PREP: 15 minutes plus soaking
GRILL: 20 to 30 minutes
MAKES: 6 side-dish servings
6 medium ears corn, with husks and silk
6 (8-inch) pieces kitchen twine
1 medium shallot, minced
3 tablespoons butter or margarine, softened
2 tablespoons minced fresh parsley
1 teaspoon minced fresh tarragon
1 teaspoon freshly grated lemon peel
½ teaspoon salt
1 teaspoons ground black pepper
1. Prepare outdoor grill for direct grilling over medium heat.
2. Gently pull husks three-fourths of way down on each ear of corn; remove silk. In large saucepot, place corn with husks and kitchen twine. Add water to cover; soak for at least 15 minutes. (This helps keep husks from burning on grill.)

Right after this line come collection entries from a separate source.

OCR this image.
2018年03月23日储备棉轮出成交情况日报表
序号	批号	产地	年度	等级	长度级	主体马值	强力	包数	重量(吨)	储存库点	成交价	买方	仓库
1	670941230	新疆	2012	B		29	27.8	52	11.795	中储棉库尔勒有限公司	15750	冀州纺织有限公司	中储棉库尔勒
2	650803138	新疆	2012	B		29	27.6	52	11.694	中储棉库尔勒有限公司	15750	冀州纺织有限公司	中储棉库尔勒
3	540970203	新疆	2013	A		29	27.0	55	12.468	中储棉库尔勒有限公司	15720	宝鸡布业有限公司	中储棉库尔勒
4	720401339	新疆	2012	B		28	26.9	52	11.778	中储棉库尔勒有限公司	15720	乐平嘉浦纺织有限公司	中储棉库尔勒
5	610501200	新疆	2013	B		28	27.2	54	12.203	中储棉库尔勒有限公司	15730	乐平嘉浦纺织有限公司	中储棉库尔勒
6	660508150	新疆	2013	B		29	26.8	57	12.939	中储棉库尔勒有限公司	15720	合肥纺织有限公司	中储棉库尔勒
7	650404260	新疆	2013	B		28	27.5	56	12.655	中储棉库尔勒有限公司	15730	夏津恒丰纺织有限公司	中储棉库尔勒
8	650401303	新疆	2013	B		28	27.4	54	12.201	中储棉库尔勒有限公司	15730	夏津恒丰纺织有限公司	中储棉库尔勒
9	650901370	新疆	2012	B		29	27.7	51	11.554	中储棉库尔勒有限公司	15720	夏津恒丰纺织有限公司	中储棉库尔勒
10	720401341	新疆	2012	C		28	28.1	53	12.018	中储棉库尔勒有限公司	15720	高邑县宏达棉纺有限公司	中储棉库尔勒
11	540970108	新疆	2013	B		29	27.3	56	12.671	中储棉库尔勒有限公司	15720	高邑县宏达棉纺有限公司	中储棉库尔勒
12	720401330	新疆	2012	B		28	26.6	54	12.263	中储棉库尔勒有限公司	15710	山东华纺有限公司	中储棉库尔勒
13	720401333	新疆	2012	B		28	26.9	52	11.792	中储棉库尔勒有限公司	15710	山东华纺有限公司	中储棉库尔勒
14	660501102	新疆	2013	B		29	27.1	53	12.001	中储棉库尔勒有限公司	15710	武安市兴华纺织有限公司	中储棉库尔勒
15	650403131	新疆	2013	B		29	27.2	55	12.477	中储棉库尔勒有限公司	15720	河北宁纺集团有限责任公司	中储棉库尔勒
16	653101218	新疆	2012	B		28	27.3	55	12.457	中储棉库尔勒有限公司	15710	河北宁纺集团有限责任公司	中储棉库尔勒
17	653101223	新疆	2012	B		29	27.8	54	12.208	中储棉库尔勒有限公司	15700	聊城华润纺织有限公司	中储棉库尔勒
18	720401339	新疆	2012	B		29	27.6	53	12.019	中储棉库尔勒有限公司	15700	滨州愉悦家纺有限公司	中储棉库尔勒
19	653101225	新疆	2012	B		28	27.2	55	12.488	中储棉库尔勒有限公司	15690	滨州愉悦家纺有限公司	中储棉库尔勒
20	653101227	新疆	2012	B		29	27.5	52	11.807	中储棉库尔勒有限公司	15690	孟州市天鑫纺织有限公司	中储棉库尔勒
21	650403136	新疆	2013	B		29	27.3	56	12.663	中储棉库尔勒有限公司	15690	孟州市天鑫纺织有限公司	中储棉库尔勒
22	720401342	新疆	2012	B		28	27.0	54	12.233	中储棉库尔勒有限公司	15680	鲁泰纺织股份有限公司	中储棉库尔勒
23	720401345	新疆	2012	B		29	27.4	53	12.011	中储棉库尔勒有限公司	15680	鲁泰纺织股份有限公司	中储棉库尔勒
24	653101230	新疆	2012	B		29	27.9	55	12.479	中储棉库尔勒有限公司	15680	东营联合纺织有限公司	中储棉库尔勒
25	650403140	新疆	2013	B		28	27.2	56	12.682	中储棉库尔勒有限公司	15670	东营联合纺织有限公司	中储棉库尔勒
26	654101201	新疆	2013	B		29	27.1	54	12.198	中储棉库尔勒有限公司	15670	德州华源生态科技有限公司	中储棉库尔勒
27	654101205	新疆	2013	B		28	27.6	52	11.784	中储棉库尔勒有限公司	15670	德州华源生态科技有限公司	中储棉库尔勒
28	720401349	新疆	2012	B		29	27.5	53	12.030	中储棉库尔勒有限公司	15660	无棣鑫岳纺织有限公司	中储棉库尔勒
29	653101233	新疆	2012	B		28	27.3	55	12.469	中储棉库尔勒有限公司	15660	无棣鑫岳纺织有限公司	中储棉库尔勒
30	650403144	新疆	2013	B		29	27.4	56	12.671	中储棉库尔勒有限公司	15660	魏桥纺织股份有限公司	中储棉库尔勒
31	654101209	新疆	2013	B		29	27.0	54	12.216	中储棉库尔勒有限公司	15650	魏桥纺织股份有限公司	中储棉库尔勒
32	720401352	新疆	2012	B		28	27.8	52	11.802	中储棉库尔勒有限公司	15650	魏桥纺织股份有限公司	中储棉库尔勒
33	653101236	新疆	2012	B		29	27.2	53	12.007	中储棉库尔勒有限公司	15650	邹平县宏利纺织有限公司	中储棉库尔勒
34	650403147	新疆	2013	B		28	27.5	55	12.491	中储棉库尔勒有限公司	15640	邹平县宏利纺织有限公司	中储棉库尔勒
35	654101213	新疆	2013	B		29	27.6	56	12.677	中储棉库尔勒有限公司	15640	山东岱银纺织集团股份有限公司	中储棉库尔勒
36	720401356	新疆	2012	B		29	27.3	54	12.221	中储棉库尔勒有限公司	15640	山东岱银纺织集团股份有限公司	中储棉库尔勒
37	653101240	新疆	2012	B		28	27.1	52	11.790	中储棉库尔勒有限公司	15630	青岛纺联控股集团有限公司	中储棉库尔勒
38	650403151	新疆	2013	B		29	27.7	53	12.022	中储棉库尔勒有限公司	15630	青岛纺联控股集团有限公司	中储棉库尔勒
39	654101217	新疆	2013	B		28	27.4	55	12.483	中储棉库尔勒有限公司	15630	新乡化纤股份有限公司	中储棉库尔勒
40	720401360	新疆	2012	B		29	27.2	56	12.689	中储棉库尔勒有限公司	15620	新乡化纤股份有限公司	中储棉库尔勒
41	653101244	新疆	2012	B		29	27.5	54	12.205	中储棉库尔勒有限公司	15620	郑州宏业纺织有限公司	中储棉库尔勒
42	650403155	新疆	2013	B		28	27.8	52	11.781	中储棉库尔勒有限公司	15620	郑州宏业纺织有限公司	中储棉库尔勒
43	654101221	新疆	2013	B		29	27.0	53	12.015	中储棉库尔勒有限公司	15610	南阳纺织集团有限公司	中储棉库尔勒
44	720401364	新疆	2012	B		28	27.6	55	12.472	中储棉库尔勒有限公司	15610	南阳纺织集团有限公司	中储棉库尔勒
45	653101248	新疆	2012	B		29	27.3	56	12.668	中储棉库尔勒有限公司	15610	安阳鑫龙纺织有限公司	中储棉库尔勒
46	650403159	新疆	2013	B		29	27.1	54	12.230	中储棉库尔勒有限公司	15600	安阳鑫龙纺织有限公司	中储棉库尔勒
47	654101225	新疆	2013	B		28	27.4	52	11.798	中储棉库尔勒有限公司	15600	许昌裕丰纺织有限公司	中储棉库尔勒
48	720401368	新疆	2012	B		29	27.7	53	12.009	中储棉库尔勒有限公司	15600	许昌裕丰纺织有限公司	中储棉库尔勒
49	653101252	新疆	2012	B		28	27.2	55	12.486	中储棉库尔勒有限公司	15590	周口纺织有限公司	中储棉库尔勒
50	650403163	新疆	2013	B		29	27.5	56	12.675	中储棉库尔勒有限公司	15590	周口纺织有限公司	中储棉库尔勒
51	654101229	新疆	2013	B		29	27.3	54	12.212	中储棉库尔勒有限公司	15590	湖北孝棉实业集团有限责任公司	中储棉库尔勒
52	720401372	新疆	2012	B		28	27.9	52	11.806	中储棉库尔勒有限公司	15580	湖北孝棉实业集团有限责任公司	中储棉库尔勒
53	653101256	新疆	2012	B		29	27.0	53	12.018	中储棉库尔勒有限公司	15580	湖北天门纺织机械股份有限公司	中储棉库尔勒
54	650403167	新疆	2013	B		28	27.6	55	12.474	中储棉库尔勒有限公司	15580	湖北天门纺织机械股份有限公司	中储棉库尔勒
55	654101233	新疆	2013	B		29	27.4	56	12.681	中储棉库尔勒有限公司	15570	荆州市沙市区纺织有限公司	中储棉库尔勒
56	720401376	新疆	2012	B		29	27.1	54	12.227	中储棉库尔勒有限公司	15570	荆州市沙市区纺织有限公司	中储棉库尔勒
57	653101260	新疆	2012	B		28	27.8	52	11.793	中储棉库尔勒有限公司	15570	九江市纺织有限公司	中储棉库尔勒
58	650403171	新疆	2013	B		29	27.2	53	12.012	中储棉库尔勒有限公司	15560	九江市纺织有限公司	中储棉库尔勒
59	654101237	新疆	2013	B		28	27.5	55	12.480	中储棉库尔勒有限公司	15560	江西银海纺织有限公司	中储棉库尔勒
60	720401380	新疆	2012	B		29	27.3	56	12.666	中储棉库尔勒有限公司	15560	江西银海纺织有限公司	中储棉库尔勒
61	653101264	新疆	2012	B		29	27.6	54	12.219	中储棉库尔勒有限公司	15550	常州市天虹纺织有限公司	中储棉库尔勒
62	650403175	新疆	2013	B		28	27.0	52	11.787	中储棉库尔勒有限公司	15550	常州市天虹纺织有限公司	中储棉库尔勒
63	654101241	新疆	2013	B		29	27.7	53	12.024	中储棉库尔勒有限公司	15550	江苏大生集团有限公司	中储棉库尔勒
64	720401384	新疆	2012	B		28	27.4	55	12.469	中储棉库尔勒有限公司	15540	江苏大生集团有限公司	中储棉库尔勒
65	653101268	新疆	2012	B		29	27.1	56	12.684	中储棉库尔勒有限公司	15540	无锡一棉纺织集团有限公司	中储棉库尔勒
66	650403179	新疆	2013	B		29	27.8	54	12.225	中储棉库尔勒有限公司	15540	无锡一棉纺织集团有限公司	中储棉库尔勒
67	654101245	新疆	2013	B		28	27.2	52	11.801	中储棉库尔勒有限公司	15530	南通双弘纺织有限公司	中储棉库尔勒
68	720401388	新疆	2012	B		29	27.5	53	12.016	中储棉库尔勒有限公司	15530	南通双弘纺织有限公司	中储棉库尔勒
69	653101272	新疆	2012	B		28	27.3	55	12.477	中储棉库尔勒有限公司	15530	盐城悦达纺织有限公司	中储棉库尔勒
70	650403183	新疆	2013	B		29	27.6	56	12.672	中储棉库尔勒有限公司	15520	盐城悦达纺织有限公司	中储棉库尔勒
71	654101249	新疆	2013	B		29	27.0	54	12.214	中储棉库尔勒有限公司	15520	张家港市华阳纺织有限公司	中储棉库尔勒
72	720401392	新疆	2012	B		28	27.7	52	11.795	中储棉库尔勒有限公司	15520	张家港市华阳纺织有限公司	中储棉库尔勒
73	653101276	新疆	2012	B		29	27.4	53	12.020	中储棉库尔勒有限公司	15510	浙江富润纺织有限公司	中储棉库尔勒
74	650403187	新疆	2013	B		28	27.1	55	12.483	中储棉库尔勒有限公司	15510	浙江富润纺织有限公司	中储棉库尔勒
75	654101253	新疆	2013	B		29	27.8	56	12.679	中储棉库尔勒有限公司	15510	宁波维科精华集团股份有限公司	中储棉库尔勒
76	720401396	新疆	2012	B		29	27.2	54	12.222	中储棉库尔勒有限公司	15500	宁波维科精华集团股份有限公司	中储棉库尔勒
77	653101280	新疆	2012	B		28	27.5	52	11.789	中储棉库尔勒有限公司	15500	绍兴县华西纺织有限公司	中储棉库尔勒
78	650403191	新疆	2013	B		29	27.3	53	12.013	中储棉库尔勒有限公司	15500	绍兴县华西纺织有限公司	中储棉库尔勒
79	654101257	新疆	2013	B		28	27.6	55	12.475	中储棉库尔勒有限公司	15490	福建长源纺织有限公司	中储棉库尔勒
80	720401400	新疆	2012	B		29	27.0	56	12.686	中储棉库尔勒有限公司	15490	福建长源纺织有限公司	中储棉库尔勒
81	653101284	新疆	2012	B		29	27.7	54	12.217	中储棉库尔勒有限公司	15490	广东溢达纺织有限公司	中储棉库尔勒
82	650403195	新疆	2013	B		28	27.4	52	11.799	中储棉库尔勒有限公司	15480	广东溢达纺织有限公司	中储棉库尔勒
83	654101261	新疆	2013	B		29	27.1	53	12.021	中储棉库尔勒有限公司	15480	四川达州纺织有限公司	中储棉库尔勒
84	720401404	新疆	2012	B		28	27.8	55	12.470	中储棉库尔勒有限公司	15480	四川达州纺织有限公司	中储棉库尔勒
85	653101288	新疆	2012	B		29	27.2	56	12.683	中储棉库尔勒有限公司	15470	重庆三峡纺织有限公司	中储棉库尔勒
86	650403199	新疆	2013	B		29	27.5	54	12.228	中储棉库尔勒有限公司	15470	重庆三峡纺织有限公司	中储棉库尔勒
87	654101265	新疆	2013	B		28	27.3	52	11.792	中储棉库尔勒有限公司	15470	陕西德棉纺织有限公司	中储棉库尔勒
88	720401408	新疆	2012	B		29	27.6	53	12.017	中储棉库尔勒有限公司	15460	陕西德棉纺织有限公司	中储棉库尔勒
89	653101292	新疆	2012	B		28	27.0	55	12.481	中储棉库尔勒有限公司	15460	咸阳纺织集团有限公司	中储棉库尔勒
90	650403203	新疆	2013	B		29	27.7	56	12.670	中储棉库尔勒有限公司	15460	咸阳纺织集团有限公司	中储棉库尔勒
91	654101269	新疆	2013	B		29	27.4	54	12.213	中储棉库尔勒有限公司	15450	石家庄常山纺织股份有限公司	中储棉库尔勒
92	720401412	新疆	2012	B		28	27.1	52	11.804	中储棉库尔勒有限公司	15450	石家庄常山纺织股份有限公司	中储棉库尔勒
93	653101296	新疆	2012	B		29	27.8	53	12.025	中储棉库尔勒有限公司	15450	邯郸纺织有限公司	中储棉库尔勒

3. Meanwhile, in small bowl, stir shallot, butter, parsley, tarragon, lemon peel, salt, and pepper. Let stand at room temperature up to 20 minutes or refrigerate overnight, if you like.
4. Drain corn well. With pastry brush, brush each ear with butter mixture. Pull husks up and, with twine, tie at top of ears.
5. Place corn on hot grill rack. Grill, turning occasionally, until husks are brown and dry and kernels are tender, 20 to 30 minutes.
EACH SERVING: About 140 calories, 3g protein, 20g carbohydrate, 7g total fat (4g saturated), 16mg cholesterol, 252mg sodium
THE SWEETNESS OF SUMMER CORN
Fresh local corn hits its stride from July through September in most regions. But Florida ships its Supersweets nationwide all year. These have a longer shelf life than other varieties and are better able to withstand travel because their sugar takes longer to turn to starch (approximately ten days from harvest time, as long as the ears are kept well chilled). The Southern Supersweet Corn Council recommends husking and rinsing ears, then storing them in an airtight container or plastic bag in the fridge if you’re not eating them right away.
No matter which variety you buy, look for tightly wrapped, bright-green husks and plentiful, golden-brown tassels at the top that are not dried out. It’s not necessary to pull a husk all the way down to examine the kernels—you can feel for plumpness through the inner husk, or peek under it near the top to make sure there are full rows of kernels. They should be glossy, with no spaces in between.